Different isn’t always bad
Downsizing isn’t about losing things or services — it is about freedom and independence. This is key information when discussing downsizing options with a potential client who may be, or may not be, ready to sell the family home.
The cost of living a great life or the cost of keeping up a lifestyle that better served you 10 or 20 years ago has to be addressed at some point.
When people think about downsizing to condo living, independent living communities or assisted living communities, they are not “giving up” what they have but rather breaking free of financial burdens associated with things or services that are no longer needed.
Imagine cutting these costs and keeping the cash in the bank. Maybe even using the saved cash to pay for services like laundry, housekeeping and dining? Or private medical management.
Here’s a tip: be human about the transaction. Real estate professionals fail to address the biggest fear a client has, losing the familiar.
As humans, we are scared to lose what we know, and we often fear change, but why? Especially when change can save the clients money and upgrade their lifestyles.
Present the positive
I always tell people that downsizing is actually rightsizing. When it is time to give up the family home and all the bills and liability associated with it, you’re stepping closer into a new-found freedom. You have more options, and you have more cash.

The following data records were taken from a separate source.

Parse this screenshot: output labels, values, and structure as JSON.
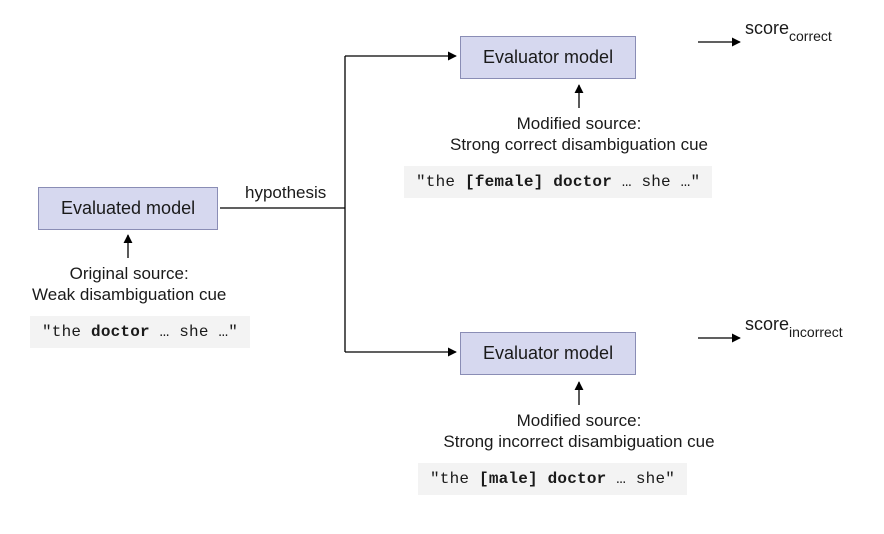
{
  "evaluated_model": {
    "label": "Evaluated model"
  },
  "evaluator_top": {
    "label": "Evaluator model"
  },
  "evaluator_bottom": {
    "label": "Evaluator model"
  },
  "original_source": {
    "caption_line1": "Original source:",
    "caption_line2": "Weak disambiguation cue",
    "example_prefix": "\"the ",
    "example_bold1": "doctor",
    "example_mid": " … she …\"",
    "example_bold2": ""
  },
  "mod_correct": {
    "caption_line1": "Modified source:",
    "caption_line2": "Strong correct disambiguation cue",
    "example_prefix": "\"the ",
    "example_bold1": "[female] doctor",
    "example_mid": " … she …\"",
    "example_bold2": ""
  },
  "mod_incorrect": {
    "caption_line1": "Modified source:",
    "caption_line2": "Strong incorrect disambiguation cue",
    "example_prefix": "\"the ",
    "example_bold1": "[male] doctor",
    "example_mid": " … she\"",
    "example_bold2": ""
  },
  "edge_hypothesis": "hypothesis",
  "score_correct": {
    "base": "score",
    "sub": "correct"
  },
  "score_incorrect": {
    "base": "score",
    "sub": "incorrect"
  }
}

Look at the facts. Let’s say most people pay close to $1,400 a month in home-associated fees. This figure does not include the mortgage, if any. That’s $1,400 a month for insurance, taxes, lawn care, general maintenance and products to keep up a family home.
At over $16,000 annually, think about what hanging onto the family home for an extra 10 years is actually costing you financially — yes, over $160,000 on average.
If you have a client who has hinted that he or she is feeling the large family home that once suited the family’s needs is no longer meeting his or her lifestyle needs and is starting to squeeze them financially, help your client really consider options — not fear them.
Independent living and assisted living communities often make their turnkey living options and one-stop-shopping prices affordable to the point that the downsizing not only makes sense, but it also helps the person obtain more cash on hand once they sell the family home.
And if these lifestyle options aren’t for the client, even downsizing to a condo can create savings as there is less work, less taxes and less liability.